Le millésime 2016 s'inscrit déjà comme un millésime historique.
C'est pour tous les vignerons un millésime à oublier mais qui restera dans les mémoires...
Durant toute la campagne, les vignerons auront lutté contre la nature afin de tenter de sauver un minimum de récolte avec très souvent peu de résultat.
Avril nous a apporté 2 nuits de gel dévastateur détruisant à la fois les plateaux et les fonds de vallée, Mai 2 soirées de grêle comme jamais, en Juin la pluviométrie reccord alliée à des températures élevées a favorisé le Mildiou jusqu'à des seuils encore jamais connus, Aout a apporté comme partout en France une canicule qui a séché les quelques raisins qui subsistaient...
Toutes ces catastrophes ont été inédites à la fois par leur intensité individuelle mais aussi par leur apparition ensemble sur la même campagne, fragilisant la plante qui n'a pas réussi à lutter contre tous ces aléas.
A certains moments (et ce n'est pas encore gagné) j'ai même craint pour la pérénité de la plante elle même, pour la survie des ceps! Il est certain que nous en payerons encore les méfaits dans les 2 ou 3 années à venir.

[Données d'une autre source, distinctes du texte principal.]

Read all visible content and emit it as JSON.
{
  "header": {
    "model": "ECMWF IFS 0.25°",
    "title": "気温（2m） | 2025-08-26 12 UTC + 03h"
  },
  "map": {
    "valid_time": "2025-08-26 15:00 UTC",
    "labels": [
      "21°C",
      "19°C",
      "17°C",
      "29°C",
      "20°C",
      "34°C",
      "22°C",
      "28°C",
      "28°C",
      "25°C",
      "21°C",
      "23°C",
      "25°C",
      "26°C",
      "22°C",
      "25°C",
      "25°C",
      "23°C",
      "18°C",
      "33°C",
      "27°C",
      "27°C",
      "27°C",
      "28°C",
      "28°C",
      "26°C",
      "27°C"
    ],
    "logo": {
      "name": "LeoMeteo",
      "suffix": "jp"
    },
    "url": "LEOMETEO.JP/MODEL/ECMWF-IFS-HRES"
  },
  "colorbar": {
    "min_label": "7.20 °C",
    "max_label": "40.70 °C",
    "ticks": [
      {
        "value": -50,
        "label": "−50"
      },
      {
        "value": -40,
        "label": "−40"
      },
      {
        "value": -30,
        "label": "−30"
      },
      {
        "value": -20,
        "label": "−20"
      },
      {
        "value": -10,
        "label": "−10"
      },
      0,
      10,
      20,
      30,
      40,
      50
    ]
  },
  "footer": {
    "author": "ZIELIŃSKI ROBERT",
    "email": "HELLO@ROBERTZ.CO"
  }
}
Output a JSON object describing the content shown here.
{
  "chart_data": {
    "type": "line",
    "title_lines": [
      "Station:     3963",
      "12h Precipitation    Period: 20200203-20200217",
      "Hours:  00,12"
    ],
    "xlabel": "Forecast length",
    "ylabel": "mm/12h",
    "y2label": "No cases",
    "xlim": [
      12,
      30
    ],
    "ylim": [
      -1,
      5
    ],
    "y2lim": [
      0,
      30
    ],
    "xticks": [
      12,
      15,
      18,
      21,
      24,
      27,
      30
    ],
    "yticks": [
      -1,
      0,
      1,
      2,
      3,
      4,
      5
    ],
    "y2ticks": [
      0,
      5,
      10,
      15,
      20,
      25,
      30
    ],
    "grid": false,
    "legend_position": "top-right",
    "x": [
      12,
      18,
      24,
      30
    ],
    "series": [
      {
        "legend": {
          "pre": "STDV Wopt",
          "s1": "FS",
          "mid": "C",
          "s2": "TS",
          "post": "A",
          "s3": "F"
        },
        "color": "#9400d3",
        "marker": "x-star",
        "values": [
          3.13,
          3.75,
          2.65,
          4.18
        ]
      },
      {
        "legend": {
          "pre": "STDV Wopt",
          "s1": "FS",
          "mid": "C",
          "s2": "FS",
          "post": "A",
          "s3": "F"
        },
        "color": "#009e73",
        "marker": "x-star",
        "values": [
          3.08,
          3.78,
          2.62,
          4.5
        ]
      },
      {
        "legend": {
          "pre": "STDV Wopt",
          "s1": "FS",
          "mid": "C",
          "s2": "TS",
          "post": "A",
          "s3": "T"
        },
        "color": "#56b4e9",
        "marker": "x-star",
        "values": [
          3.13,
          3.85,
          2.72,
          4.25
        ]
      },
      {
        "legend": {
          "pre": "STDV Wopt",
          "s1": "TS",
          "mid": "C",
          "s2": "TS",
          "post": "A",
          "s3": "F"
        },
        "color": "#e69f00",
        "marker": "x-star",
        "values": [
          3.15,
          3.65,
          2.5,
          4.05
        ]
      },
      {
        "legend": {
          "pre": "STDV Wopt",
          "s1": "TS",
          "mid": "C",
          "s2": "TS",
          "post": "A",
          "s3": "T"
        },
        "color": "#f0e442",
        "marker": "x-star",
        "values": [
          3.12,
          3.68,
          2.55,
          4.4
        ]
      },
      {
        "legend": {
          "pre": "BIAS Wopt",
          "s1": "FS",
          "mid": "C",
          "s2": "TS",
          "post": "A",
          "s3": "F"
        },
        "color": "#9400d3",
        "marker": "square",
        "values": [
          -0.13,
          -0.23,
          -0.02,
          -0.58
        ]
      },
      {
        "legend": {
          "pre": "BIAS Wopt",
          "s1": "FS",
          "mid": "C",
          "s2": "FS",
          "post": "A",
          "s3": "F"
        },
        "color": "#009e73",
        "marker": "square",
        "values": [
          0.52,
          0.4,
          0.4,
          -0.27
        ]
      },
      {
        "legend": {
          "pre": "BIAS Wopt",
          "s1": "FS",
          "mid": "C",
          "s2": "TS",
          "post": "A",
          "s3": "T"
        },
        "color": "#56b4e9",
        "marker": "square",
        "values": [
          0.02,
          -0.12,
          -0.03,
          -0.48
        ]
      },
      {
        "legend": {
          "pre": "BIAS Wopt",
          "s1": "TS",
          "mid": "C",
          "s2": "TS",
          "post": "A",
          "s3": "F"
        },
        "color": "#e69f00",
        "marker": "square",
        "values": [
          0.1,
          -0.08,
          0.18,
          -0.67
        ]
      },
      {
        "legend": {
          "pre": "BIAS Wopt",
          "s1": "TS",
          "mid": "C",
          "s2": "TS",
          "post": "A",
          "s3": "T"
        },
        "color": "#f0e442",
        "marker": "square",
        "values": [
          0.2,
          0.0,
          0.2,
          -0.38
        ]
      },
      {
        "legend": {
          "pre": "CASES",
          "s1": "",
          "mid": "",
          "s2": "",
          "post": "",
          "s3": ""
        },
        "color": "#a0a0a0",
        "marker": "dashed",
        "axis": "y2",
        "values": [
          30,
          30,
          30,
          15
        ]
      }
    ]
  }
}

Mais à quoi bon lutter contre la nature alors qu'on sait d'avance qui va gagner?
C'est bien inquiétant pour la suite car toute la profession Paysanne a été durement touchée cette année vignerons mais aussi céréaliers et maraîchers...

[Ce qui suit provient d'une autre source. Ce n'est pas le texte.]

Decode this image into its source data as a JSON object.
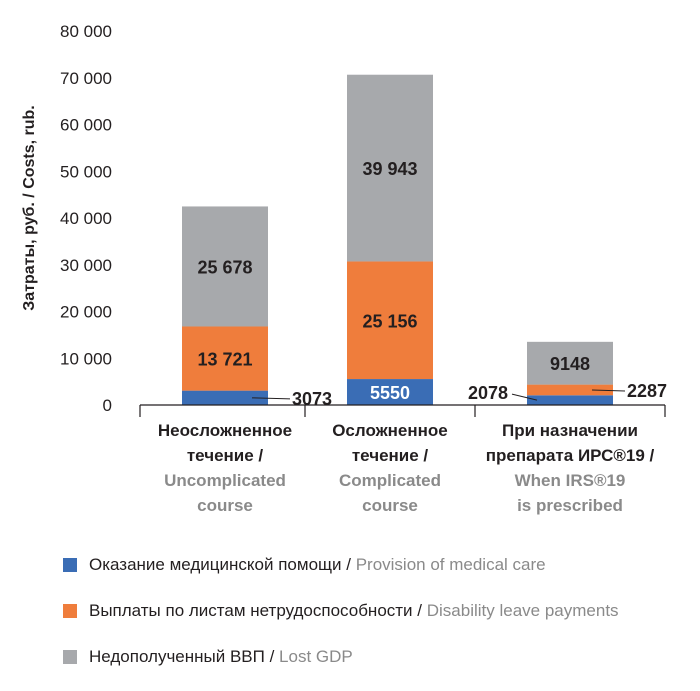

Les agriculteurs doivent pouvoir nourrir une population toujours plus nombreuse... Le pourrons-nous dans le futur si Dame Nature n'est pas bienveillante?




Travaux d'automne.

Les vendanges terminées depuis quelques semaines, ce n'est pas pour autant que les vignerons sont en vacances!
Les travaux de taille ne commenceront qu'à la mi Novembre, lorsque les feuilles seront tombées et la sève redescendue, mais pour le moment, et depuis quelques semaines déjà, nous sommes occupés à préparer les remplacement des ceps morts.
En effet, en raison des certaines maladies du bois, plus répandues aujourd'hui qu'il y a quelques années, c'est entre 3 et 5% des pieds qui meurent chaque année et qu'il faut donc remplacer. Pour ce qui nous concerne, c'est environ 4500 ceps par an qui sont replantés.
En plus du coût important des ceps repiqués (plus un tuteur), c'est un travail collossal qui nous mobilise 8 à 10 semaines  par an.
Il faut savoir qu'il n'y a pas si longtemps, avant que la loi l'interdise en 2003, un très grand nombre de vignerons traitaient leurs vignes contre ce type de maladie avec de l'arsénite de sodium!
C'est bon les grillades aux sarments de vigne... Vous en reprendrez bien un peu?
Trève de plaisanterie. Je pense qu'il est inutile de vous dire que ce produit n'a jamais été utilisé chez nous!